Yerel seçimlerde DPUG tam bir seçim yenilgisi yaşadı. Bunda DPUG’nin Hükümette yeterli performansı gösterememesinin ve tabanı ihmal etmesinin etkisi büyüktü elbette.

Serdar Denktaş’ın yapması gereken tabanın sesine kulak vermek ve kabine ile İlçe Başkanlarının istifasını istemek olmalıydı.

Yapmadı.

Kendisi istifa etmeye kalkıştı. Benimde içinde bulunduğum MYK, çok sert bir şekilde bu istifayı gündemine bile almayı ret etti..

Derken Sayın Arabacıoğlu’ nun haklı istifası gündeme geldi.

Bayram öncesi Serdar Denktaş ile görüştüğümde çok radikal kararlar alacağını sezmiştim.

Öyle de oldu. Kabine deki 2 Bakanı da görevden alarak 3 yeni Milletvekiline şans tanıdı.

Bu 3 Milletvekilin ortak özelliği 3 ü de Hükümetten ve bu Hükümetin işleyişinden şikâyetçi olmaları idi.

Serdar Denktaş bu arkadaşlara “Buyurun. Sürekli şikâyet edip eleştiriyordunuz. Kolaysa siz yapın” demek istedi sanıyorum.

Gelelim bürokraside ki atamalara.

Hepsi isabetli atamalar.

Bazıları “Yeni müşavir yaratılıyor” diye feryat etse de Serdar Denktaş gereğini yaptı. Siz hiç bu feryat edenlerden “Bravo serdar Denktaş’a. Partisinin baskısına rağmen atama yapmıyor ve yeni müşavir yaratmıyor” diye övgü duydunuz mu?

Müşavir yaratmamak bir tek DPUG’nin sorunu mu sanki bu ülkede.

Devlet Tiyatrolarına Halil İbrahim Doğan’ın atanması meselesine gelince; Halil İbrahim hoca, kefil olduğu bir mazbata meselesi yüzünden talihsiz bir şekilde birkaç gün mahkûm oldu. Kimsenin hatta kendisinin bile haberi yoktu tutuklanacağından .

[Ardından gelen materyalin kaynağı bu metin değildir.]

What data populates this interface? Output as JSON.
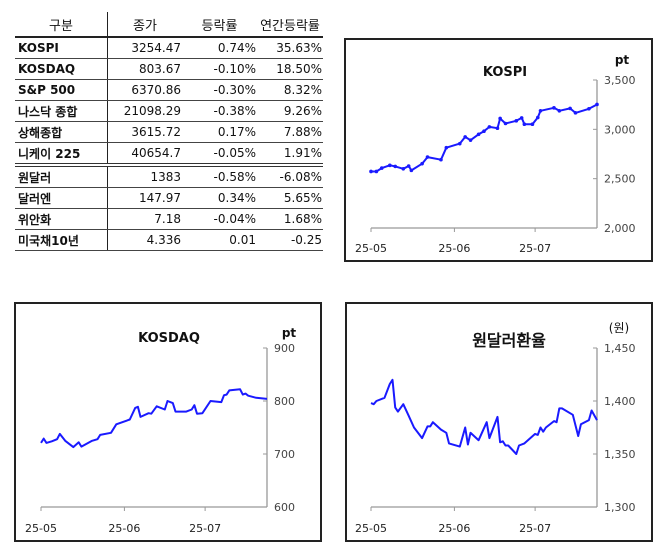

Bazıları Serdar Denktaş “Nasıl böyle bir atama yapar” diye ortalığı ayağa kaldırdı.

Birincisi; Dediğim gibi Halil İbrahim Doğan’ın mazbata meselesinden kimsenin ve dolayısı ile Serdar Denktaş’ın da haberi yoktu.

İkincisi; Mazbata meselesi bu ülkenin kanayan bir yarasıdır. Uygulanan vahşi kapitalizmin bize armağanıdır. Mazbata mağduru olmak yüz kızartıcı bir suç değildir. Kamu görevine engel olmadığı gibi herhangi bir göreve atamaya da engel değildir.

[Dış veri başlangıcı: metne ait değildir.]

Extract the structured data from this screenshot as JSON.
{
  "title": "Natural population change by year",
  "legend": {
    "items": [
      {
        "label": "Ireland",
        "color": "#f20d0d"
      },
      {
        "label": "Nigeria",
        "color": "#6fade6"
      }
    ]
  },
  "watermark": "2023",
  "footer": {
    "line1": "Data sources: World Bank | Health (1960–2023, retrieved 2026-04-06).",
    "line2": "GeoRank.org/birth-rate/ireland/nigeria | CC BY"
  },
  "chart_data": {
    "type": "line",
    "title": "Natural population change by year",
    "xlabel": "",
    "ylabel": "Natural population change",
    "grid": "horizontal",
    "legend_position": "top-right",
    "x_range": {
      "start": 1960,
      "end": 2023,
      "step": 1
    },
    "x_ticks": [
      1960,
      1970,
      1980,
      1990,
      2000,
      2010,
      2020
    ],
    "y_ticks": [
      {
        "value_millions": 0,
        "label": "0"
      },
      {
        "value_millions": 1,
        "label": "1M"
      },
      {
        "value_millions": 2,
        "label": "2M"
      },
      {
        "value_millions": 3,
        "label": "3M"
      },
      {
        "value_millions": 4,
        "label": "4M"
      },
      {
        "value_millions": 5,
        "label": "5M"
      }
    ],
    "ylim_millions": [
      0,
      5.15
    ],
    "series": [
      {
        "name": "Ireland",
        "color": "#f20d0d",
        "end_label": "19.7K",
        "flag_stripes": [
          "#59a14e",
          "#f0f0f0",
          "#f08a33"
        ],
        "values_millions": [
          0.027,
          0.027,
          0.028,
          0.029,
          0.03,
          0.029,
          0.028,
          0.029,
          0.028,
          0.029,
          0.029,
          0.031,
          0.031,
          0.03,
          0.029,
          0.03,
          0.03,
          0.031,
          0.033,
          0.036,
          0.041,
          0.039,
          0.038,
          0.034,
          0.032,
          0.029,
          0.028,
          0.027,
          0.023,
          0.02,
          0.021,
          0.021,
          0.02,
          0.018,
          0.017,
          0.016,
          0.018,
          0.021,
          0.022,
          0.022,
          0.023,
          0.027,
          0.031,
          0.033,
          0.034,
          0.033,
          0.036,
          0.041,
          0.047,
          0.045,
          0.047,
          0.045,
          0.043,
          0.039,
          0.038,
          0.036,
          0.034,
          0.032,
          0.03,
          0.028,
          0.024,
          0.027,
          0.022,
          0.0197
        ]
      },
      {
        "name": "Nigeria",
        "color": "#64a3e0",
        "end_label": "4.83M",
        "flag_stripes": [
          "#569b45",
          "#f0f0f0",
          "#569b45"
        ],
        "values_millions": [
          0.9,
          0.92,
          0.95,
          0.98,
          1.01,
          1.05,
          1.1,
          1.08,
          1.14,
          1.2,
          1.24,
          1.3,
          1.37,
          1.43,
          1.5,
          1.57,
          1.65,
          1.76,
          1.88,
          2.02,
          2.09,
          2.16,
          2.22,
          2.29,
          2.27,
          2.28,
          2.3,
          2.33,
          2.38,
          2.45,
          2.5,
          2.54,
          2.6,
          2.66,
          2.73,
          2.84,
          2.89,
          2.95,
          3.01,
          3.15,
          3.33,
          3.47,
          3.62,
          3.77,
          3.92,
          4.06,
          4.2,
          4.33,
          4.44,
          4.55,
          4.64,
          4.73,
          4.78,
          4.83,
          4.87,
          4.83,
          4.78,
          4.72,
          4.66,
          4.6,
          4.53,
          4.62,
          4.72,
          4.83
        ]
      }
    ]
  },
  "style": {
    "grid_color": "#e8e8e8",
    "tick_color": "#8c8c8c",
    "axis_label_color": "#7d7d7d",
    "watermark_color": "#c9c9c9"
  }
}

Üçüncüsü; Serdar Denktaş çok değerli bir yakınını mazbata belası yüzünden kaybetmiştir. Serdar Denktaş, Halil İbrahim Doğan’ın mazbata yüzünden içerde olduğunu bilseydi bile, sırf bu belayı kamuoyunun gündemine getirmek için aynı atamayı yine yapardı.

Neticede bu kabine değişikliği ve atamalarla Hükümet, bir müddet daha kredi almış oldu.